The neon tetra was the first wild-caught fish that really set the tropical fish hobby into a dither, and contributed much to establishing the “tropical” fish hobby. When the neon was first introduced in Europe and then America, this fish commanded incredibly steep prices. Now that it is produced in huge quantities in the Far East the fish is a common staple and always available.
The ideal water condition for the neon tetra would be rainwater — pH around 5.5 to 6.2 and a virtually immeasurable hardness. Fortunately, because almost all neons in local fish store are commercially raised, they can take higher readings for both pH and hardness, although anything above 7.2 and 12 to 14 DH is less than ideal for these little gems. Keep them in good-sized schools, at least 10 to 15 fish and preferably more, and give them plenty of thickets of plants to hide in.

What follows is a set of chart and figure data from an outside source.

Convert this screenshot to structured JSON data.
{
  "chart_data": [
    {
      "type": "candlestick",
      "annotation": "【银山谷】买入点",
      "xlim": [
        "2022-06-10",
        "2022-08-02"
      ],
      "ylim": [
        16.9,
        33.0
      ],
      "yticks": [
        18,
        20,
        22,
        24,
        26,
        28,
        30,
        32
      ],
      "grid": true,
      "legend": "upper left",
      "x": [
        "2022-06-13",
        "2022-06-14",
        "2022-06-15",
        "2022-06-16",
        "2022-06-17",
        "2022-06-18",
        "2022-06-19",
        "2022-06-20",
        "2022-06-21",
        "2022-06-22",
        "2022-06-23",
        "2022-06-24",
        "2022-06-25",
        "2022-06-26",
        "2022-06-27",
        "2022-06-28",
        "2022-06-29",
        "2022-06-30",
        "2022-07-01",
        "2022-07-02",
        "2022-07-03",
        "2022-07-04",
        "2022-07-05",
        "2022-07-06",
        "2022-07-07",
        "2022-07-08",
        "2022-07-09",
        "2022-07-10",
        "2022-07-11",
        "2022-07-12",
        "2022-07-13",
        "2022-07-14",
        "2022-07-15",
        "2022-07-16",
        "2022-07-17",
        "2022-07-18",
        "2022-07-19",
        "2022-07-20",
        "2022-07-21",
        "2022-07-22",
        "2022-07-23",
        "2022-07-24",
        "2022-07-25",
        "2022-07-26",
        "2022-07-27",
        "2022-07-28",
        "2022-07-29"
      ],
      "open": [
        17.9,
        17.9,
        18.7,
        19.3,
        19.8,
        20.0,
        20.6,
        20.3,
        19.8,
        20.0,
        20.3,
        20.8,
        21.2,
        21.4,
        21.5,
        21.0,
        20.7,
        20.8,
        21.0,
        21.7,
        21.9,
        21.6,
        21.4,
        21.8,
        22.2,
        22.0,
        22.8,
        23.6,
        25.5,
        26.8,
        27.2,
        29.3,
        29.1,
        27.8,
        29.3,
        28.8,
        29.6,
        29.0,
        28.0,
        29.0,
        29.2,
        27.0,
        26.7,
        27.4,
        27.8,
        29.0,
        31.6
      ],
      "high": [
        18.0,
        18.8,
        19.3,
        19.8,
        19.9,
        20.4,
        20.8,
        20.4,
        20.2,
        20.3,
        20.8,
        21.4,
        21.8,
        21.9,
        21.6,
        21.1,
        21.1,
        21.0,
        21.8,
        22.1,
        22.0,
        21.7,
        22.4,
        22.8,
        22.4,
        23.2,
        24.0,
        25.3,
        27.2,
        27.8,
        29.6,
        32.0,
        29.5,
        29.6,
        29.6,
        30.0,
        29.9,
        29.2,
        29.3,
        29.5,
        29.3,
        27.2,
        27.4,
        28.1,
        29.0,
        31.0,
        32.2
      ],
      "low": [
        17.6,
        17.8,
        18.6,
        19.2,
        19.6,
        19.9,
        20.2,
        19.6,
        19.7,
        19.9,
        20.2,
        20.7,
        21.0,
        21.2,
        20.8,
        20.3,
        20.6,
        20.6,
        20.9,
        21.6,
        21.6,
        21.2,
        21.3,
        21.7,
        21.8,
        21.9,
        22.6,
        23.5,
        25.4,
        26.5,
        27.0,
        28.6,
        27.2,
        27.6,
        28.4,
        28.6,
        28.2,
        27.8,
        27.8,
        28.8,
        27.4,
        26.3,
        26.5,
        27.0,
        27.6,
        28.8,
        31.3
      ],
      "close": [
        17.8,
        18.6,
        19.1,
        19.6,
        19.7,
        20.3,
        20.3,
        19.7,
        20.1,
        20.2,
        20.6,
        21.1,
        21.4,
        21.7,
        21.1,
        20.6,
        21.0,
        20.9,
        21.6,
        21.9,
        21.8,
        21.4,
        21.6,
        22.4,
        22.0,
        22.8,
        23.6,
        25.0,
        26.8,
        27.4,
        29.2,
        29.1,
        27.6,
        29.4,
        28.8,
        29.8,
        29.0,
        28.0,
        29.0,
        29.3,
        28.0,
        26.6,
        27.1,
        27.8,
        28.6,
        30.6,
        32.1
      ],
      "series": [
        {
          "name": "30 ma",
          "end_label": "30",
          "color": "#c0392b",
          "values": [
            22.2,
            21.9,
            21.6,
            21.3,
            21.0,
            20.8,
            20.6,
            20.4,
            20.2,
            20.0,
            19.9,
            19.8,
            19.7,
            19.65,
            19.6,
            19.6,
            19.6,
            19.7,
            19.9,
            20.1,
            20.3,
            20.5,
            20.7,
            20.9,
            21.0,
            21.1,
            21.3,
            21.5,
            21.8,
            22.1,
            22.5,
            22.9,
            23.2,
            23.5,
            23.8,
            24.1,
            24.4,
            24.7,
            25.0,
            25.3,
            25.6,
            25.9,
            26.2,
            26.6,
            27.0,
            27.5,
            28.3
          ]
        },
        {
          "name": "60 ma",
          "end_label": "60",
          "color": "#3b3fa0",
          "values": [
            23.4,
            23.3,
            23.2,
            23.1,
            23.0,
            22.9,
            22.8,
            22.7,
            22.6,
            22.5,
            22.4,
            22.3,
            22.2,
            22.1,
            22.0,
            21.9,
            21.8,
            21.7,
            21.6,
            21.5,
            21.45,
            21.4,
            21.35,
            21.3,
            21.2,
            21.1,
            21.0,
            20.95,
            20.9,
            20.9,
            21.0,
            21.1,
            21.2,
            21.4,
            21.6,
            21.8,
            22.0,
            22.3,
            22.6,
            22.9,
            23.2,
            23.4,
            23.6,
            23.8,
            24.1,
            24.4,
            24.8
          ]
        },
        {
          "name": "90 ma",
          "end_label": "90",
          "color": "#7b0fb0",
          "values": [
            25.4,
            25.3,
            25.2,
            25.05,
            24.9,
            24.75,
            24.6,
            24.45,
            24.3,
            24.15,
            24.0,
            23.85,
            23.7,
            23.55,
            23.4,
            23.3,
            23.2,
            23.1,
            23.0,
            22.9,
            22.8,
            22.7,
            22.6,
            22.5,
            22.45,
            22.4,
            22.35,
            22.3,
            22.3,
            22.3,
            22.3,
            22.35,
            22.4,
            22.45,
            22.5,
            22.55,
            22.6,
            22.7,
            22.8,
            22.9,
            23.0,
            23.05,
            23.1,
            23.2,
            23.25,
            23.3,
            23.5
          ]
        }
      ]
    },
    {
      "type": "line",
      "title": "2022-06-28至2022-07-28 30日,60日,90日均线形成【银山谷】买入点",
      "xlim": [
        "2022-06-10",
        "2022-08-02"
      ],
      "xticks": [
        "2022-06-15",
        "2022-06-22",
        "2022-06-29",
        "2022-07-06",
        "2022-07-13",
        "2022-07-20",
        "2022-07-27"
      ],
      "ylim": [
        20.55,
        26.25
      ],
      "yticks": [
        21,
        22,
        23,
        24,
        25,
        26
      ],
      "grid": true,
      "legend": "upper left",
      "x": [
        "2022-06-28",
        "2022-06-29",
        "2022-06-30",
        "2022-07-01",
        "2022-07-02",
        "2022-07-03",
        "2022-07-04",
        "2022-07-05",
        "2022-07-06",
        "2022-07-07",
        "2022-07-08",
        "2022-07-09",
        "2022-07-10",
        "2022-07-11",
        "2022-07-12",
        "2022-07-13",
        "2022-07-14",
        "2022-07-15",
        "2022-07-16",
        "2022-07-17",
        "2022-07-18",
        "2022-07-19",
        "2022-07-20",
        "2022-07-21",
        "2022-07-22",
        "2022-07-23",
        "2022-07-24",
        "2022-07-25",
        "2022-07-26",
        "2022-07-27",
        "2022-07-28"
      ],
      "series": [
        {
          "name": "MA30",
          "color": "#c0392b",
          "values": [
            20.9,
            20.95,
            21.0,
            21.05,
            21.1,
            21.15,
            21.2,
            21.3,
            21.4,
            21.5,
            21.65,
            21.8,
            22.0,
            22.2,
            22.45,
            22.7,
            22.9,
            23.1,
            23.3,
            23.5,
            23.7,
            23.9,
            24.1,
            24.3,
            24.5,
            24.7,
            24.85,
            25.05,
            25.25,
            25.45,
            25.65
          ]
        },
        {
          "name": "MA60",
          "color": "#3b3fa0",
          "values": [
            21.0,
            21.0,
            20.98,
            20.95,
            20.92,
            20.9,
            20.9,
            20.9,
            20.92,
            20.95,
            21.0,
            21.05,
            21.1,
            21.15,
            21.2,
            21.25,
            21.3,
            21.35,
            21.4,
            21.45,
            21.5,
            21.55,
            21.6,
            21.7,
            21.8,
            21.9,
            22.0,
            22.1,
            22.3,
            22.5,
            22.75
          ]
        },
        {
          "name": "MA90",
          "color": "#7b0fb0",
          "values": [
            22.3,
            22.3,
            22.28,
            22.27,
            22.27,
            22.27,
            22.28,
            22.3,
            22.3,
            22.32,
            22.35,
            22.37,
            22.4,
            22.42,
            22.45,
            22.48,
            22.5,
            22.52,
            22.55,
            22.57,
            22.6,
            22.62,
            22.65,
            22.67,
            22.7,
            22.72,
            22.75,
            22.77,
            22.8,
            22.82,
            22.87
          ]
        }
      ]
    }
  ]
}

Breeding the neon tetra requires clean water with a pH no higher than 6.5 and with as little hardness as possible. Both the breeders and the eggs are sensitive to bright light, so it is best to keep only a dim light on the tank for breeding, and after the fish have spawned the tank should be covered with a blanket or the like to make it totally dark. After two days of darkness use a flashlight to look for any newly hatched babies, which look like tiny glass splinters. For the first two weeks of their life the babies should not be exposed to any bright light.
Although this fish appreciates live or frozen foods, especially when being conditioned for spawning, the neon tetra will do very well on just flake foods. Make sure this fish gets enough to eat if housed in a community tank, as the neon tetra is not very aggressive about feeding.